Critique : Venu du court métrage et du documentaire, Clément Cogitore réalise avec Ni le ciel, ni la terre un premier long métrage maîtrisé qui révèle un véritable auteur. Il a ici collaboré avec Thomas Bidegain, habituel scénariste d’Audiard, d’Un prophète à Dheepan. Les réalisateurs français ont souvent été réticents à traiter à chaud d’un conflit armé dans lequel la France est engagé. Pierre Schoendoerffer avec La 317e section ou René Vautier pour Avoir vingt ans dans les Aurès ont mis plusieurs années avant d’affronter le thème des guerres d’Indochine ou d’Algérie, ce qui n’a pas empêché la censure de se déchaîner contre le second cinéaste. Mais Ni le ciel, ni la terre ne propose pas d’approche directe des enjeux de la guerre et on ne saurait le considérer comme un témoignage sur la présence française en Afghanistan. Il n’y a pas non plus de traitement ouvertement politique, la charge antimilitariste étant beaucoup moins explicite que dans Les sentiers de la gloire ou Le désert des Tartares.
- Kévin Azaïs
- © 2013 Kazak Productions / Diaphana Distribution. Tous droits réservés.
Clément Cogitore partage toutefois avec Valerio Zurlini l’aptitude à filmer l’appréhension du danger imminent. D’où vient alors la singularité de Ni le ciel, ni la terre, qui n’utilise qu’avec modération les passages obligés du film de guerre, telles les scènes de combat ? Comme l’a justement remarqué Léo Soesanto lors de la présentation du film à la Semaine de la Critique, le film réussit « la synthèse de John Ford et David Lynch », tout en imprégnant la marque d’un authentique cinéaste. C’est d’abord la capacité à montrer une petite communauté d’hommes en territoire inconnu et hostile, tout en déjouant les attentes du spectateur. Déstabilisés par une zone décrétée sacrée qui prend des dimensions inquiétantes la nuit, et par des autochtones dont ils ne saisissent pas la complexité des mœurs, Bonassieu et son commando sont peu à peu happés par un environnement qui les dépasse. L’aspect fordien (et westernien en général) du film réside dans la simplicité d’une intrigue épurée et cette aptitude à cerner les rapports humains, l’obéissance à l’autorité et la poursuite de motivations personnelles suscitant ici des contradictions fâcheuses.
- Jérémie Renier
- © 2013 Kazak Productions / Diaphana Distribution. Tous droits réservés.
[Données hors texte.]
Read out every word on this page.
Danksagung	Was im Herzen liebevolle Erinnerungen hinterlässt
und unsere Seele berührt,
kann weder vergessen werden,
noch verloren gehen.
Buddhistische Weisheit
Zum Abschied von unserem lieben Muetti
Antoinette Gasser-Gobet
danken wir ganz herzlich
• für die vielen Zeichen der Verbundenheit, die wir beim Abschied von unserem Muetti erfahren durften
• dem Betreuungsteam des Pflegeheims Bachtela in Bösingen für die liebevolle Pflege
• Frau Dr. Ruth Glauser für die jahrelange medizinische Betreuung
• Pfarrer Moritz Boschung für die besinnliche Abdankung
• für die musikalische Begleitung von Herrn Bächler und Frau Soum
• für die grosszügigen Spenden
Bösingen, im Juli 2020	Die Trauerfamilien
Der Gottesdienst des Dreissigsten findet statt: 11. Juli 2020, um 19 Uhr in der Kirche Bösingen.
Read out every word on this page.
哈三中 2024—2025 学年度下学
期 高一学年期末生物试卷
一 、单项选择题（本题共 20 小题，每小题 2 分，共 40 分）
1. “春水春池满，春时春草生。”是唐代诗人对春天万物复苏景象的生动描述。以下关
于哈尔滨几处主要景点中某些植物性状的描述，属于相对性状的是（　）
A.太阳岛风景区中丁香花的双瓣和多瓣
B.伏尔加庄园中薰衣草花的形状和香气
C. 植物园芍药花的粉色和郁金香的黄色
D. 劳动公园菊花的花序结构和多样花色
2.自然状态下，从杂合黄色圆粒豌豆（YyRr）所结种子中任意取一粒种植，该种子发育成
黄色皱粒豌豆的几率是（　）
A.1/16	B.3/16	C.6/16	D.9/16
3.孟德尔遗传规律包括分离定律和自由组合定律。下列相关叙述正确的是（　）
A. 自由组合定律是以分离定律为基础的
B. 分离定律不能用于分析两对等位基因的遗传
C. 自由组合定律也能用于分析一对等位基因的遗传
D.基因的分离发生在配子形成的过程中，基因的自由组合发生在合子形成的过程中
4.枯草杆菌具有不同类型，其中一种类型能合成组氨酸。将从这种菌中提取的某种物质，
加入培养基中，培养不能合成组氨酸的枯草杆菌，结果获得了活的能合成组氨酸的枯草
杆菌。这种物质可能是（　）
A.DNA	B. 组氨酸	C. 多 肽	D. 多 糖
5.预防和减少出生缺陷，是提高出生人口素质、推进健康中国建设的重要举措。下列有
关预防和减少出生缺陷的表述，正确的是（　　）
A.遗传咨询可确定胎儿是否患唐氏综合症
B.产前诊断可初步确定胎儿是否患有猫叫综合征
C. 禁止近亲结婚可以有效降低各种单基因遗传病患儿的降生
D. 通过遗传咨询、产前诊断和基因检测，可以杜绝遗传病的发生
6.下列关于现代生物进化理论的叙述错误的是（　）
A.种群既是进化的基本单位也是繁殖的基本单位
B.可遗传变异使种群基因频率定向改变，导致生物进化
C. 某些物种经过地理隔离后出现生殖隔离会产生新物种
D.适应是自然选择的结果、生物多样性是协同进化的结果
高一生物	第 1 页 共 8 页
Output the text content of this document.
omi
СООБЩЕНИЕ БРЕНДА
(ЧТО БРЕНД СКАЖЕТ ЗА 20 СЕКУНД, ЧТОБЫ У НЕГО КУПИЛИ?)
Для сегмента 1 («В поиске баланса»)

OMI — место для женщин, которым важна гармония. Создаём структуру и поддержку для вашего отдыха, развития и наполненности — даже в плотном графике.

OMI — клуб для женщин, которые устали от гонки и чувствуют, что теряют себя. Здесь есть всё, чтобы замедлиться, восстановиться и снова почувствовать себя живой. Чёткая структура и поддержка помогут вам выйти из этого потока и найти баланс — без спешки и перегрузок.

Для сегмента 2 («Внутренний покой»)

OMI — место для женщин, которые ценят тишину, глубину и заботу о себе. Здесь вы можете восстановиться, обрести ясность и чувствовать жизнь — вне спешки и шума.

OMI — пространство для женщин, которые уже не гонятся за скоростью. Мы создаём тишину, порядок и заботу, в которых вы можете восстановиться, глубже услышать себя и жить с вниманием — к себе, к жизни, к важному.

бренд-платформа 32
Les plans sur la vallée utilisent alors le décor afghan comme un cadre de tragédie, l’unité de lieu renforçant l’oppression des situations. Car Bonassieu et ses hommes seront très vite confrontés à l’étrangeté de disparitions, qui font glisser le film dans une autre dimension. Certains ont reproché au réalisateur d’avoir voulu s’excuser de cette part de mystère, par des dialogues réalistes visant à éclaircir les zones d’ombre des mésaventures des personnages. C’est, à notre sens, lui faire un faux procès, cette imbrication de rationalité et de fantastique accentuant précisément la force du film. Suspense étouffant mais aussi réflexion subtile sur les faux-semblants, Ni le ciel ni la terre est une œuvre inclassable qui n’a pas volé le prix que lui a décerné le Jury de la Semaine de la Critique. Autour de Jérémy Renier, plus proche du jeu intériorisé de L’enfant que du numéro d’acteur de Cloclo, le casting met en valeur une belle brochette de jeunes espoirs du cinéma français. On citera en particulier les talentueux Swann Arlaud (Michael Kohlhaas) et Kevin Azaïs (Les combattants).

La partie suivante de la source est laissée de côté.